Maine's school district consolidation program is intended to reduce the number of districts from 290 to 80. The number of districts as of June 17 stands at 179. While we're told that consolidation saves money, three years into the program no authoritative audit of those savings for these new districts has been forthcoming.
In all this, we cannot afford to lose sight of student achievement. Improving student outcomes is not simply a matter of keeping kids in school and holding teachers accountable for better test scores while spending less money per student.
"Positive results" must also mean narrowing achievement gaps between white and minority students, low-wealth and higher wealth students, and disabled and non-disabled students. School consolidation is held out as a way to improve student outcomes, yet a large body of research holds that low-wealth students do better in smaller districts than in larger districts.
Despite the hullabaloo about teachers and testing, only one consistent measurable factor -- the percent of students eligible for a free or reduced price lunch -- can be shown to affect testing scores.
About 34.6 percent of all Maine school students are eligible for a free or reduced price lunch. This statistic (ranging between 2.3 percent eligible in Falmouth to 93.9 percent for Somerville) is the only variable that has a statistically significant relationship with student testing scores for students tested in fourth grade, eighth grade and high school math and reading tests. As the percentage of students eligible for a free or reduced price lunch goes up, testing scores go down -- across the board.
The March budget cut of $70.7 million takes a paltry $371 per student away from the monies spent to educate Maine's 190,546 public school students but it will cost schools dearly.
To put this in perspective, recall that the three top executives at AIG received over $76 million in direct compensation, stock options, and other benefits in 2008. Consider the Goldman Sachs cohort of well-dressed gentlemen highly compensated for their roles in the economic meltdown. The head of Goldman Sachs pocketed $70.3 million in 2007. The amount of money these gentlemen's work product took out of the economy is counted in the trillions.
All of this is intended to argue that, culturally speaking, our priorities are out of whack. The values of commerce cannot be allowed to operate unfettered at the expense of the overall competitiveness of our country's work force. "Shadow Banking Systems" cannot be allowed to destroy our schools.
An educated child is a tangible good. A stock derivative is not a tangible good and it must be pushed to the gutter when it gets in the way of the business of educating our children.
Maybe when the Congress and the courts are through unwinding this mess, they could assign a few of Wall Street's finest to come work in our most remote, lowest-wealth school districts.

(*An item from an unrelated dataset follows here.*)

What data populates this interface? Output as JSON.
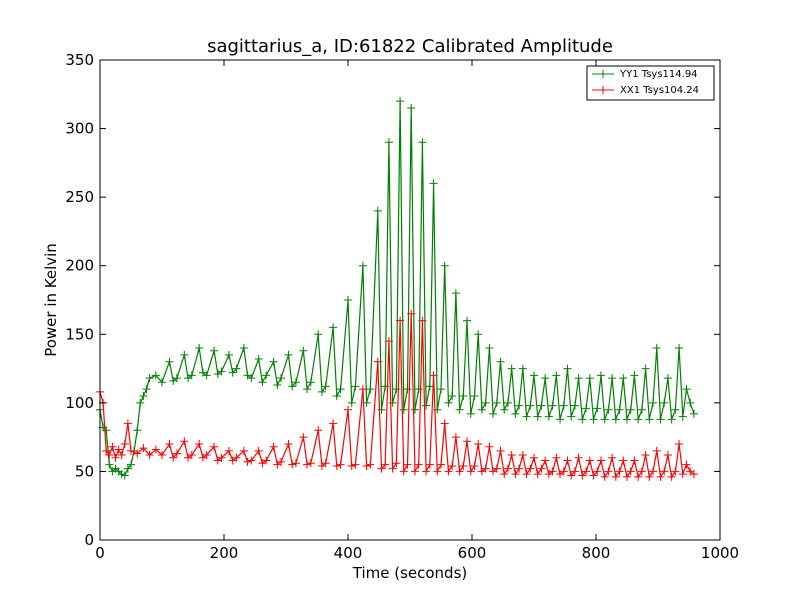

We could get them started before the school year begins with maintenance. Then they can work as bus drivers and custodians.
If they manage to get the children to and from school safely and keep the buildings from falling on everybody's head, maybe we can give them teaching assistant jobs for a while.
And if they show an aptitude there, maybe we'll let them teach.
I wouldn't let them be administrators, though -- that would seem to be out of their reach.